/ 2 March 2018

Mchunu’s sights are on the 2019 prize

'It’s not just a question of systems
South Africa’s new police minister, Senzo Mchunu

Senzo Mchunu, the ANC’s new head of organising, is “looking forward” to his move to the party’s Luthuli House headquarters and working with party secretary general Ace Magashule, who narrowly beat him in the election for the post in December under controversial circumstances.

The 59-year-old, appointed as chairperson of the ANC national executive committee’s (NEC’s) organising and campaigns subcommittee, will have his first sit-down meeting with his former rival next week in Johannesburg.

Magashule beat Mchunu with 2 360 votes to 2 336 after a recount and a lengthy standoff between the camps supporting presidential contenders Cyril Ramaphosa and Nkosazana Dlamini-Zuma.

The votes of 63 branches supporting Ramaphosa were excluded. Mchunu’s supporters cried foul and served the ANC with a notice of their intention to challenge Magashule’s election in the high court, but the action appears to have quietly disappeared.

As head of organising, Mchunu, the former KwaZulu-Natal premier and ANC chairperson, will have the overall responsibility of rebuilding and supporting party structures around the country and implementing its election strategy for next year’s national and provincial elections.

Mchunu’s job will require almost daily interaction with Magashule, the outgoing Free State chairperson and premier, and a key ally of former president Jacob Zuma.

Mchunu will be supported by a full-time deputy, North West ANC secretary Dakota Legoete, who will also be based at Luthuli House. The subcommittee will also work with the NEC’s elections subcommittee on devising, co-ordinating and implementing the ANC election campaign around the country.

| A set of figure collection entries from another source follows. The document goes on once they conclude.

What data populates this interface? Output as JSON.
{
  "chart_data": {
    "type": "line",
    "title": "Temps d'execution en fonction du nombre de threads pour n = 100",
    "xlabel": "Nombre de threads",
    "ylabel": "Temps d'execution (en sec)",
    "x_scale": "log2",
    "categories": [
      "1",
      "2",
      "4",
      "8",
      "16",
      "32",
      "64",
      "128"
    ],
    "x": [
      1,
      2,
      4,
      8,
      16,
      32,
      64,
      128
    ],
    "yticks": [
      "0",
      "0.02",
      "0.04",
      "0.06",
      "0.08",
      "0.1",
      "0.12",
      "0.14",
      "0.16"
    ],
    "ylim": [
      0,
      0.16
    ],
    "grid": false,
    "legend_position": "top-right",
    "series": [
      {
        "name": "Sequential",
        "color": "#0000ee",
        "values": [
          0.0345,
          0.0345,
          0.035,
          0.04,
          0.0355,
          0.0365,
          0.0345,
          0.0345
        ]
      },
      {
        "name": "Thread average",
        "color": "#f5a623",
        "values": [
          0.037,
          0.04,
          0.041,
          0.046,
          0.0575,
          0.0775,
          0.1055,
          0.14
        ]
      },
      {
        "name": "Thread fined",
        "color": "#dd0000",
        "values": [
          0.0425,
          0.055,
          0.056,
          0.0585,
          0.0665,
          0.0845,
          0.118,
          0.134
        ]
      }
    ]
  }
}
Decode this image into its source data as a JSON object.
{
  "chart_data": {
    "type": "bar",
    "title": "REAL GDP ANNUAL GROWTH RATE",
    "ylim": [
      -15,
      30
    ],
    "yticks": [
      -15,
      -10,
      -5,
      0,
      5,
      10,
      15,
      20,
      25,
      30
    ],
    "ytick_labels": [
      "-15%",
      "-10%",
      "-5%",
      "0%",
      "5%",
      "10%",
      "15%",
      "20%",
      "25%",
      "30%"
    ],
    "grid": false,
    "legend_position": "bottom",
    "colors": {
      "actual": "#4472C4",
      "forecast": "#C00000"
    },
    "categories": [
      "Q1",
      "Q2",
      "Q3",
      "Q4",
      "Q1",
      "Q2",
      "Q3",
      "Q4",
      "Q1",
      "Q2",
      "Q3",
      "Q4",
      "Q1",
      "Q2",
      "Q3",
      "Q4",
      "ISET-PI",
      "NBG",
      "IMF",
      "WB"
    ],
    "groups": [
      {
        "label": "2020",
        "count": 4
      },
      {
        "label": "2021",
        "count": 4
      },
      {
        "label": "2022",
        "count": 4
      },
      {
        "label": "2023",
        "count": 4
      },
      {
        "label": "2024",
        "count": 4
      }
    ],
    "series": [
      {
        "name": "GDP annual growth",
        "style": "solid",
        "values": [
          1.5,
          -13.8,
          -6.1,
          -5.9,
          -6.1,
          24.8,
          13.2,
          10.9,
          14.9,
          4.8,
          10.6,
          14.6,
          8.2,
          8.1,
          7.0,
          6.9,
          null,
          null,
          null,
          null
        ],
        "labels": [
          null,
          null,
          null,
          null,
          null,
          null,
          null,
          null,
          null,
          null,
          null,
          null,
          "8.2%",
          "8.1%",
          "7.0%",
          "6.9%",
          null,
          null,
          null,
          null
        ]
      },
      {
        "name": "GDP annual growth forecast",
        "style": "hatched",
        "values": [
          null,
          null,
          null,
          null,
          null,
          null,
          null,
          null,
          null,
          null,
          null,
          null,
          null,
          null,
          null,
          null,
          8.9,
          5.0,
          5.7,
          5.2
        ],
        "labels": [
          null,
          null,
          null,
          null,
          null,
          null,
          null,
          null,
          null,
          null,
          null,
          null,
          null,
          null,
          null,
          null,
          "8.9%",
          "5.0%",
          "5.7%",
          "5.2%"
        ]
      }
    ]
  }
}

Asked how he will handle his interactions with Magashule, Mchunu laughed. “We have not met as yet. We will meet next week. We are not going to handle anything in relation to that. December has come and gone a long time ago. What we have to handle is the actual task that is before us,” he said.

Mchunu, who also serves on the ANC’s national working committee, and his team will not only have to get the ANC’s structures on an election footing in a matter of months, but will also have to deal with the mess created at branch level by the gatekeeping and manipulation that marked the run-up to the December conference.

After the initial meeting with Magashule, the team will then draw up a national organising strategy, which will also focus on problem areas such as KwaZulu-Natal and the Free State, where the party’s provincial executive committees were declared unlawful by the courts.

“The main thing that is confronting us is the election campaign,” Mchunu said.

“This entails ensuring that our strategy for elections in relation to mobilisation of our structures is implemented and creating an environment where our membership is ready, physically and spiritually, to be part of the ANC machinery in winning the election in 2019,” he said.

“It’s not just a question of systems, but the health of the structures. You can’t organise properly where there are divisions.”

Mchunu served as provincial secretary when the party first took control of KwaZulu-Natal in 2004. He said that “make-or-break” campaign taught him several lessons.

“The first is that you need to work hard. Lesson two is that you will never win when you are not united. Even if you are not united, you have to [be] united around the campaign.

“Third is that you will never win if you don’t have enough resources. You need a combination of people and a modernised and skilled campaign to allow you to gain the imagination of the population,” he said.